Roboter ermüden nicht, ihre Greifarme beginnen auch nach stundenlangem Einsatz nicht zu zittern. Doch Ausdauer ist nur einer ihrer Vorteile im Operationssaal. Robotergesteuerte Skalpelle können kleinste und feinste Schnitte vornehmen, so dass minimalinvasive Operationen optimiert werden. Patienten erholen sich so schneller. Kameras übermitteln in Echtzeit dreidimensionale Bilder des Eingriffs, die sich um ein Mehrfaches vergrößern lassen. Der Einsatz dieser innovativen Technik macht es möglich, Operationszeiten und damit auch die Dauer der Narkose zu verkürzen.
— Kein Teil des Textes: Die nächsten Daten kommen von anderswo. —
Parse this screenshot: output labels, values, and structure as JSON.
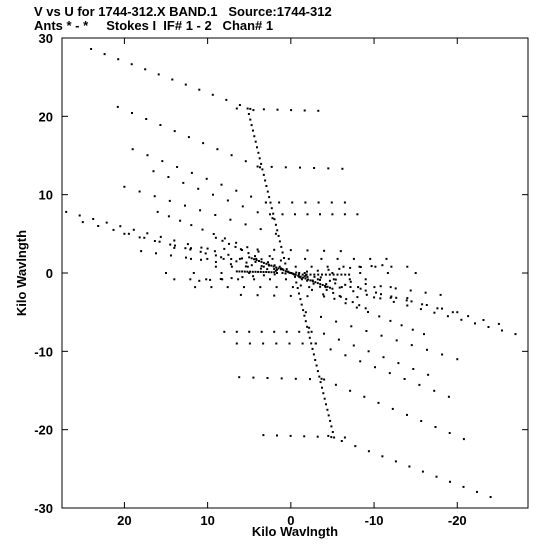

Ein Robotersystem besteht aus dem Patientenwagen, einem Rechnerturm und der Chirurgenkonsole. Denn Roboter arbeiten nicht autonom, sondern unterstützen die Arbeit erfahrener Chirurgen. Diese sitzen an der Konsole - durchaus auch mehrere Meter vom Operationstisch entfernt - und steuern die einzelnen Instrumente. Dabei können sie eine entspannte Haltung einnehmen, statt sich lange Zeit über den OP-Tisch beugen zu müssen.
Medizinische Roboter verfügen über viel Feingefühl: Wenn der Operateur seine Hand an der Steuerung einen Zentimeter bewegt, kann der Roboter dies in einen Schnitt von nur einem Millimeter am Patienten umsetzen. Motoren mit niedrigen Drehzahlen und moderatem Drehmoment erlauben es, die Roboterarme auch bei geringen Geschwindigkeiten präzise zu kontrollieren.
Fehler schon im Labor entdecken
Für Hersteller und Entwickler prüfen die Sachverständigen, ob alle Anforderungen der Robotersysteme an die Informationssicherheit und Technik erfüllt wurden, inklusive der technischen Dokumentation, des Risikomanagements und der Cybersecurity. Zudem verfügt TÜV SÜD über ein Testlabor: Hier können Fehler simuliert und geprüft werden, wie belastbar die Roboter unter extremen Bedingungen sind. Schon während der Produktentwicklung kann ein Early Bird Assessment gebucht werden, um teure Korrekturen im Nachhinein zu vermeiden. Die Hersteller erhalten ein umfangreiches Feedback, so dass die Erfahrung aus dem Labor in die Produktentwicklung einfließen kann.
Schnittstelle Mensch zu Maschine ist komplex
Die Zusammenarbeit ist wechselseitig: Roboter übertragen dem Chirurgen neben Patientendaten auch Details des Operationsvorgangs, etwa den Widerstand der Haut oder des Gewebes. Dieser kann seine Kraft, die er auf die Schnittstelle zum Skalpell ausübt, dementsprechend anpassen. Das computergestützte System simuliert den haptischen Eindruck einer echten Handbewegung mit einem realen Skalpell.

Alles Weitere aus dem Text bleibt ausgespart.